Şaşırmış bir ifadeye bürünerek kendini işaret etti. "Ben hiç öyle şey yapar mıyım?" Kollarımı göğsümde birleştirdim ve "Bilmem, bana yaparsın gibi geldi. Biraz dolandırıcı havan var," dedim. Ahu ise "Aşk olsun," nidası ile beni kınadı. "İnsan hiç böyle söyler mi? Ya kalbim kırılırsa?"

"Onu tamir etmek konusunda cam silmekten daha başarılı olduğum kesin, dert etme."

"Hadi ya," dedi bu sefer de. O da kollarını göğsünde birleştirmiş ve meydan okur gibi "Benim bundan haberim var mı peki?" demişti. "Valla haberin var mı bilmem, tek bildiğim beni köle gibi çalıştırdığın. Manzaraya karşı bir şeyler içiyor olabilirdik, şimdi ise," Elimdeki camsili havaya püskürttüm. "Anca yanlışlıkla camsil yutarız."

"Hadi hadi, şikayet etmeyi kes. Akşam sana köfte yapacağım," dediğinde hemen tav olarak tam bir görev bilinciyle kafamı hevesle salladım. "Bitanesin," diyerek diğer cama yöneleceğim sırada bir adım atarak aramızdaki mesafeyi kapattı. "Bak, şikayet etmiyorken ne kadar iyi bir eşsin." Aramızdaki mesafe gittikçe kapanırken, gözlerimi kapattım.

Dudaklarını dudaklarımda hissetmem ile gözlerimi açmam bir olmuştu.

Gördüğüm manzara ise odamın tavanıydı. Aniden uyanmış olmanın şaşkınlığı ile oturur pozisyona geçtim. "Bu neydi böyle?" diye mırıldanırken kaşınan gözümü avucumun içiyle ovdum. "Ulan Timuçin, bunlar hep senin halt yemen."

Dolduruyordu aklımı böyle şeylerle, sonra ben uğraşıyordum bilinçaltımın oyunlarıyla.
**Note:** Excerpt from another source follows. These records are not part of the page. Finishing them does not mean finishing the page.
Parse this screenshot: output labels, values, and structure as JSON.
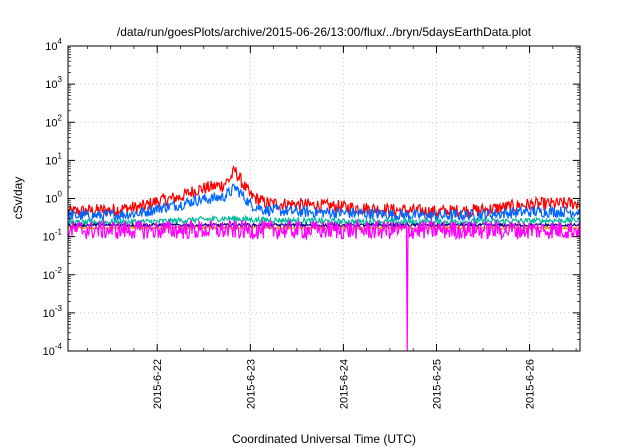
{
  "chart_data": {
    "type": "line",
    "title": "/data/run/goesPlots/archive/2015-06-26/13:00/flux/../bryn/5daysEarthData.plot",
    "xlabel": "Coordinated Universal Time (UTC)",
    "ylabel": "cSv/day",
    "y_scale": "log",
    "ylim": [
      0.0001,
      10000
    ],
    "y_ticks": [
      {
        "value": 0.0001,
        "base": "10",
        "exp": "-4"
      },
      {
        "value": 0.001,
        "base": "10",
        "exp": "-3"
      },
      {
        "value": 0.01,
        "base": "10",
        "exp": "-2"
      },
      {
        "value": 0.1,
        "base": "10",
        "exp": "-1"
      },
      {
        "value": 1,
        "base": "10",
        "exp": "0"
      },
      {
        "value": 10,
        "base": "10",
        "exp": "1"
      },
      {
        "value": 100,
        "base": "10",
        "exp": "2"
      },
      {
        "value": 1000,
        "base": "10",
        "exp": "3"
      },
      {
        "value": 10000,
        "base": "10",
        "exp": "4"
      }
    ],
    "xlim": [
      "2015-06-21 01:00",
      "2015-06-26 13:00"
    ],
    "x_ticks": [
      {
        "value": "2015-06-22 00:00",
        "label": "2015-6-22"
      },
      {
        "value": "2015-06-23 00:00",
        "label": "2015-6-23"
      },
      {
        "value": "2015-06-24 00:00",
        "label": "2015-6-24"
      },
      {
        "value": "2015-06-25 00:00",
        "label": "2015-6-25"
      },
      {
        "value": "2015-06-26 00:00",
        "label": "2015-6-26"
      }
    ],
    "grid": true,
    "legend": "none",
    "series": [
      {
        "color": "#ff0000",
        "noise": 0.35,
        "x": [
          "2015-06-21 01:00",
          "2015-06-21 12:00",
          "2015-06-21 20:00",
          "2015-06-22 00:00",
          "2015-06-22 06:00",
          "2015-06-22 10:00",
          "2015-06-22 14:00",
          "2015-06-22 17:00",
          "2015-06-22 19:00",
          "2015-06-22 20:00",
          "2015-06-22 22:00",
          "2015-06-23 00:00",
          "2015-06-23 04:00",
          "2015-06-23 12:00",
          "2015-06-24 00:00",
          "2015-06-24 12:00",
          "2015-06-25 00:00",
          "2015-06-25 12:00",
          "2015-06-26 00:00",
          "2015-06-26 13:00"
        ],
        "y": [
          0.45,
          0.5,
          0.6,
          0.85,
          1.1,
          1.7,
          2.0,
          2.3,
          3.5,
          5.5,
          2.5,
          1.2,
          0.75,
          0.7,
          0.6,
          0.5,
          0.45,
          0.5,
          0.7,
          0.75
        ]
      },
      {
        "color": "#0066ff",
        "noise": 0.3,
        "x": [
          "2015-06-21 01:00",
          "2015-06-21 12:00",
          "2015-06-21 20:00",
          "2015-06-22 00:00",
          "2015-06-22 06:00",
          "2015-06-22 10:00",
          "2015-06-22 14:00",
          "2015-06-22 17:00",
          "2015-06-22 19:00",
          "2015-06-22 20:00",
          "2015-06-22 22:00",
          "2015-06-23 00:00",
          "2015-06-23 04:00",
          "2015-06-23 12:00",
          "2015-06-24 00:00",
          "2015-06-24 12:00",
          "2015-06-25 00:00",
          "2015-06-25 12:00",
          "2015-06-26 00:00",
          "2015-06-26 13:00"
        ],
        "y": [
          0.35,
          0.36,
          0.42,
          0.55,
          0.7,
          0.9,
          1.0,
          1.1,
          1.5,
          2.0,
          1.2,
          0.7,
          0.5,
          0.45,
          0.42,
          0.38,
          0.35,
          0.38,
          0.45,
          0.45
        ]
      },
      {
        "color": "#00bb99",
        "noise": 0.15,
        "x": [
          "2015-06-21 01:00",
          "2015-06-22 00:00",
          "2015-06-22 18:00",
          "2015-06-23 00:00",
          "2015-06-24 00:00",
          "2015-06-25 00:00",
          "2015-06-26 13:00"
        ],
        "y": [
          0.23,
          0.25,
          0.3,
          0.28,
          0.25,
          0.24,
          0.27
        ]
      },
      {
        "color": "#000080",
        "noise": 0.08,
        "x": [
          "2015-06-21 01:00",
          "2015-06-26 13:00"
        ],
        "y": [
          0.2,
          0.2
        ]
      },
      {
        "color": "#ff8800",
        "noise": 0.06,
        "x": [
          "2015-06-21 01:00",
          "2015-06-26 13:00"
        ],
        "y": [
          0.17,
          0.17
        ]
      },
      {
        "color": "#ff00ff",
        "noise": 0.5,
        "x": [
          "2015-06-21 01:00",
          "2015-06-26 13:00"
        ],
        "y": [
          0.15,
          0.15
        ],
        "dropout": {
          "x": "2015-06-24 16:30",
          "y": 0.0001
        }
      }
    ]
  }
}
Tekrar yatar pozisyona geçmiştim, gözlerimi de sımsıkı kapatmıştım ama tüm uykum kaçmış gibi bilincim bir türlü kaybolmuyordu. Oflayarak biraz da sağıma döndüm. Ne tarafa dönersem döneyim aklıma dolan başka bir düşünce ile derin bir nefes verdim. Sola dönüyordum, annem yengeme bağırıyordu. Sağa dönüyordum, dedem ile son konuşmam zihnime doluyordu. Dümdüz yatıyordum, bu sefer de gördüğüm rüya ne alakaydı ya düşüncesi aklıma geliveriyordu.

Yok, olmuyordu.

Kafamı zorla yastıktan kaldırarak söve söve odamdan çıktım. Yeterince zor bir gün olmamış gibi gecenin dördünde ayağa dikilmiştim bir de, resmen kendimle zorum vardı.

Ayrıca artık bu rüya meselesi de canımı sıkmaya başlıyordu.

"Gerizekalı," diyerek bu sefer de kendime sövdüğümde arkamdan gelen "Muhteşem bir tespit," lafıyla yerimden sıçradım.

"Ulan manyak, aklımı çıkardın." derken yaşlı dedeler gibi elimi de kalbimin üstüne koymuştum. Timuçin mutfak masasında, önünde bir su bardağı ile oturuyordu. "Ne yapıyorsun bu saatte?"